The 4.9K started and finished at Orlando City Hall, sending participants south down Orange Avenue toward the Pulse site, with temporary road closures in place across downtown to accommodate the route, according to the City of Orlando. The event, founded by a group of UCF graduate students in 2017, directs registration proceeds to the Orlando United Pulse Memorial fund, the city’s public effort to build a permanent tribute at the club’s location, per Visit Orlando.
Remembrance events and programming
The City of Orlando and memorial organizers have lined up a slate of remembrance activities. A Pulse Remembrance Ceremony on June 12 at First United Methodist Church will feature musical performances from local artists and the Orlando Gay Chorus, plus a special presentation by Orlando’s poet laureate, Camara Gaither, according to Pulse Orlando. The ceremony page also notes participation by Angel Action Wings, a volunteer group that has spent more than a decade spreading messages of love and acceptance around the city.
Voices from the street
“I've actually been coming every year since the start,” one participant said, echoing many runners who described the event as both personal and communal, per Spectrum News 13. Orlando Commissioner Patty Sheehan was among those who ran and told the outlet she was running in memory of people she knows who were affected by the 2016 attack.
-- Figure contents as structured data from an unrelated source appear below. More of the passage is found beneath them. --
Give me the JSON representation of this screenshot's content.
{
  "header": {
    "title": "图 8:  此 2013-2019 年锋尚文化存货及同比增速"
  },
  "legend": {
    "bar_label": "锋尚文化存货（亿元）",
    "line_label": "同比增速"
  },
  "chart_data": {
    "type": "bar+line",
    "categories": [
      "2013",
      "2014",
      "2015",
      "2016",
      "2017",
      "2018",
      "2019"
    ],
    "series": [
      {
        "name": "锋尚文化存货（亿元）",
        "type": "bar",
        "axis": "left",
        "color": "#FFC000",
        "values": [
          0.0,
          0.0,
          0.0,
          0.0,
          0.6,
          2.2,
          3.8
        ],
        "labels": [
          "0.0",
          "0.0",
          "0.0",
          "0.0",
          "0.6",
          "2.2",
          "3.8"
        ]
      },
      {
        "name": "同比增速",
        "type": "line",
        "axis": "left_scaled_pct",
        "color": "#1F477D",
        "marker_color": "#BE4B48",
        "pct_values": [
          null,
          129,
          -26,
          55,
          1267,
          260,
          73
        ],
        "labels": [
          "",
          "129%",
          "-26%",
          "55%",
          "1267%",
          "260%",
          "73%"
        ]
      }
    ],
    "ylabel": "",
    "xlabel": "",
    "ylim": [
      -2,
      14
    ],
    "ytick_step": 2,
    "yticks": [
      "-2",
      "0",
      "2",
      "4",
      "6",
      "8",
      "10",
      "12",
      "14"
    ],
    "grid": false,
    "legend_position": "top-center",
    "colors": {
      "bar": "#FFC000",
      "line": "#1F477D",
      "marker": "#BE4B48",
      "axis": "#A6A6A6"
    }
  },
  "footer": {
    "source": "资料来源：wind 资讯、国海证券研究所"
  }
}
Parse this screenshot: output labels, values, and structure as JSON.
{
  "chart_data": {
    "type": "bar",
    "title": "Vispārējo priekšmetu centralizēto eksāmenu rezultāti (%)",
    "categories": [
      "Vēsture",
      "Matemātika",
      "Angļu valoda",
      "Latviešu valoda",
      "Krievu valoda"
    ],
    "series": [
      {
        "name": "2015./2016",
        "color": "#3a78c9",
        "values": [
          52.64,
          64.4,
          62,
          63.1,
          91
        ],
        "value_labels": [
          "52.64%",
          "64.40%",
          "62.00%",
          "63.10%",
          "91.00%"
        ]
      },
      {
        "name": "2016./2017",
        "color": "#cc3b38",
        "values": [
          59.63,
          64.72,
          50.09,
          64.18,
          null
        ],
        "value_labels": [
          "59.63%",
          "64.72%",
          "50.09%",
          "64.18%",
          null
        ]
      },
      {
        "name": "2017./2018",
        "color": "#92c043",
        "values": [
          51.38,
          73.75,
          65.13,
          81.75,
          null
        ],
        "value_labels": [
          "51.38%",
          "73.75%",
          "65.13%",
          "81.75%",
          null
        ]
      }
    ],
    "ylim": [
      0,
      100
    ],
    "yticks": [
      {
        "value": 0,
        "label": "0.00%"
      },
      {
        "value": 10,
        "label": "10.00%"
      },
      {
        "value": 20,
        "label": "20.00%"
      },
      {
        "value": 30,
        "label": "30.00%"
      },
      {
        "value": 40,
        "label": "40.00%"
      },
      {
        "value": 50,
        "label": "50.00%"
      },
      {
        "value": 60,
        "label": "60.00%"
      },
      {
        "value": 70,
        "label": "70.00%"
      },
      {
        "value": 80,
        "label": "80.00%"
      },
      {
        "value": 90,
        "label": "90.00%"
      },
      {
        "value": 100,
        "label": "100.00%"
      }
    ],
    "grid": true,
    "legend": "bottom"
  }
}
Crosswalk dispute still hangs over the site
The weekend's gatherings unfolded amid lingering friction over a painted rainbow crosswalk near the Pulse site. Commissioner Sheehan told reporters the city decided not to appeal a ruling involving the crosswalk, according to WESH. That dispute has kept the memorial conversation in public view even as organizers press ahead with fundraising and planning.
How the run helps finish the memorial
Organizers and city officials say net proceeds from the Rainbow Run go to the Orlando United Pulse Memorial fund and are intended to pay for the permanent tribute. The memorial's concept design is complete and construction is slated to begin this year, with an opening planned for 2027, according to Pulse Orlando. A related exhibit, created in community: Portraits of Pulse, will be on display at City Hall’s Terrace Gallery through Aug. 23, offering a quieter space to reflect on the 49 lives lost.
For many in Orlando, the CommUNITY Rainbow Run has become a ritual of memory and action: moving together through downtown, remembering the dead and raising money to make the city's long-promised memorial a reality. City and event pages carry the latest schedules and ways the public can take part in this week’s remembrance.